The invention discloses a kind of Image emotional semantic classification methods using visual attention contract network, belong to technical field of computer vision.The purpose of this method is the regional area for detecting to cause emotion in picture using Weakly supervised study, extracts the corresponding partial-depth feature in emotion region, then and by it with global depth feature merges, form final feature vector, the classification for emotion picture.Visual attention collaboration convolutional neural networks therein mainly include shared shallow-layer convolutional layer, and the Liang Ge branch of two kinds of tasks is carried out simultaneously, it is respectively used to generate emotion regional distribution chart and the richer vector of generative semantics information, is then sent through classifier and is identified.Image emotional semantic region detection and Image emotional semantic classification task are integrated in a unified depth network by the technology, it realizes and trains end to end, and the other Emotion tagging information of picture level is only needed, rather than the rectangle frame of pixel scale marks, thus alleviate the burden largely marked.

Description

A kind of Image emotional semantic classification method using visual attention contract network
Technical field
The invention belongs to technical field of computer vision, and can simultaneously global information and local message be used for by being related to one kind The visual attention contract network of Image emotional semantic classification.
Background technique
Image emotional semantic classification causes more and more concerns in computer vision at present, carries out emotion automatically to picture Assessment has important application in fields such as education, environment, business.With the development of deep learning, depth network is answered In the work for having used forecast image emotion, however, still there is many challenges to annoying this more abstract work: 1) due to The mankind have in identification affective process with very strong subjectivity, and Image emotional semantic classification has more than traditional visual identity task Challenge;2) if better table will be obtained in identification mission by being capable of providing markup information more more detailed than picture tag It is existing.But since the accurate mark mark other compared to picture level of picture region is more laborious, and viewer is for different The emotion that region generates is also different, so mark is difficult to realize in detail and accurately.

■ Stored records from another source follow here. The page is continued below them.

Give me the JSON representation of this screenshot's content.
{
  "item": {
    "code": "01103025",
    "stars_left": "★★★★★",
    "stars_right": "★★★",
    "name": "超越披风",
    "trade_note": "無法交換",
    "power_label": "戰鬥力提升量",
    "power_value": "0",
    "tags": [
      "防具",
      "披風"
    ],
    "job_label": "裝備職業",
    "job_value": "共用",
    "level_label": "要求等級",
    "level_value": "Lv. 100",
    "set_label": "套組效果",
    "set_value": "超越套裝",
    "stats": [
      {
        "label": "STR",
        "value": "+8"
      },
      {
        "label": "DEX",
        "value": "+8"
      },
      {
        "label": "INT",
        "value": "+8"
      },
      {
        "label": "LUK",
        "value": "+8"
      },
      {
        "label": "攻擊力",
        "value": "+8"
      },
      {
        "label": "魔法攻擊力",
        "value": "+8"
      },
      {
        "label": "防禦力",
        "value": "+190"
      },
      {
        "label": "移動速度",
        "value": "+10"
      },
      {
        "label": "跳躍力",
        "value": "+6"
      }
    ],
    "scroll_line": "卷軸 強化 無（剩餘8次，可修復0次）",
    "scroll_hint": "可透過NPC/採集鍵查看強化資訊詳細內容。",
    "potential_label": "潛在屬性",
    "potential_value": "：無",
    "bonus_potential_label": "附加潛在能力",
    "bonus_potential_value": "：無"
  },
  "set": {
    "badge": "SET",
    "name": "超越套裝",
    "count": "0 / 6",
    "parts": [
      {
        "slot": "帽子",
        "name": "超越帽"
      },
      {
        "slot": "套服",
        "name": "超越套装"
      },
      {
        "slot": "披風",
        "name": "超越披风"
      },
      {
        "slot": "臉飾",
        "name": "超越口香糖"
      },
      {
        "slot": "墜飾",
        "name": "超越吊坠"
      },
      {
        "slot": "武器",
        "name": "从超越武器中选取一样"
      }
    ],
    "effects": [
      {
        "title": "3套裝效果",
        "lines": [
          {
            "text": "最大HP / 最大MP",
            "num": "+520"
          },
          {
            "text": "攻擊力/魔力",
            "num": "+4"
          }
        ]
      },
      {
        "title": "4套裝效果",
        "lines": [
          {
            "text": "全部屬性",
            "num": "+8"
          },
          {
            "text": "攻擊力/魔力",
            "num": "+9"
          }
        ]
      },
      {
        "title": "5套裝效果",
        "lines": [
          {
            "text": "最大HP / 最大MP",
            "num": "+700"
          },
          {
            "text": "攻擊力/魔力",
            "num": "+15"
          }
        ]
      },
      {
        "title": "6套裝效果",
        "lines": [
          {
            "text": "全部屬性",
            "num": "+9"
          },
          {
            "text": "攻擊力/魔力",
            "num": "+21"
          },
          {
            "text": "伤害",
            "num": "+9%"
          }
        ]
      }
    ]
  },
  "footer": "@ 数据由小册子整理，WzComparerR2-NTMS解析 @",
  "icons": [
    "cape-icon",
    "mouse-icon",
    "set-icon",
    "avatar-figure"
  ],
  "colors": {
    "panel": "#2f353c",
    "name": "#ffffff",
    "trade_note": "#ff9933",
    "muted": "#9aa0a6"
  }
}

Currently, proposing many methods for Image emotional semantic prediction.In early time, by the theories of psychology and Art Principle It inspires, many methods devise the combination of different manual features.Machajdik et al. defined in document 1 low in 2010 The combination of layer feature goes to indicate that affective content, such as color, texture, ingredient, Zhao et al. proposed in document 2 in 2016 By the hypergraph model of multitask for personal building emotion forecasting system, the system can consider simultaneously personal life background, Social environment, location information and past mood etc. carry out emotion prediction, and disclose IESN data set, this is for solution Emotion subjectivity problem starts sex work.In order to solve the problems, such as training data deficiency, You et al. is in 2015 in document 3 In joined the weak flag data of a large amount of network, and the relatively high data of confidence level are screened iteratively to network according to prediction result It is trained, target data set fine tuning model parameter is finally reused, so that model capability is improved.In order to solve emotion mould The problem of paste property, Yang et al. were proposed in document 4 in 2017 and are utilized the study of progress labeling and label Distributed learning Multitask convolutional neural networks go extract depth characteristic.The existing method based on convolutional neural networks is mostly from whole picture Depth characteristic is extracted, seldom considers the effect that local feature predicts emotion.Sun et al. was based on mesh in document 5 in 2016 It marks proposed algorithm and finds emotion region, and classify in conjunction with depth characteristic.However, this method is suboptimum, because of target Proposed algorithm and prediction work are separation, and unlike the region of object is likely to be left out at the very start.
As deep learning is succeeded in object recognition task, many Weakly supervised convolutional neural networks methods are used to Carry out object detection task.2016, Zhou et al. was averaged pond in document 6 using the overall situation after the last one convolutional layer The response message of layer processing particular category, while Durand et al. proposes WILDCAT method, study and difference in document 7 The relevant indication of multiple local feature of classification.In view of target information, Zhu et al. proposes " soft proposal in document 8 Network ", which is generated, to be recommended region and region and characteristic pattern will be recommended to merge fusion picture feature.
The development in above-mentioned field excites our inspiration, therefore carries out emotion detection and feelings simultaneously we have proposed a kind of Global information and local message fusion are classified, and realized end-to-end by the visual attention contract network for feeling classification Training.
Document:
1、Affective image classification using features inspired by psychology and art theory.In ACM MM,2010.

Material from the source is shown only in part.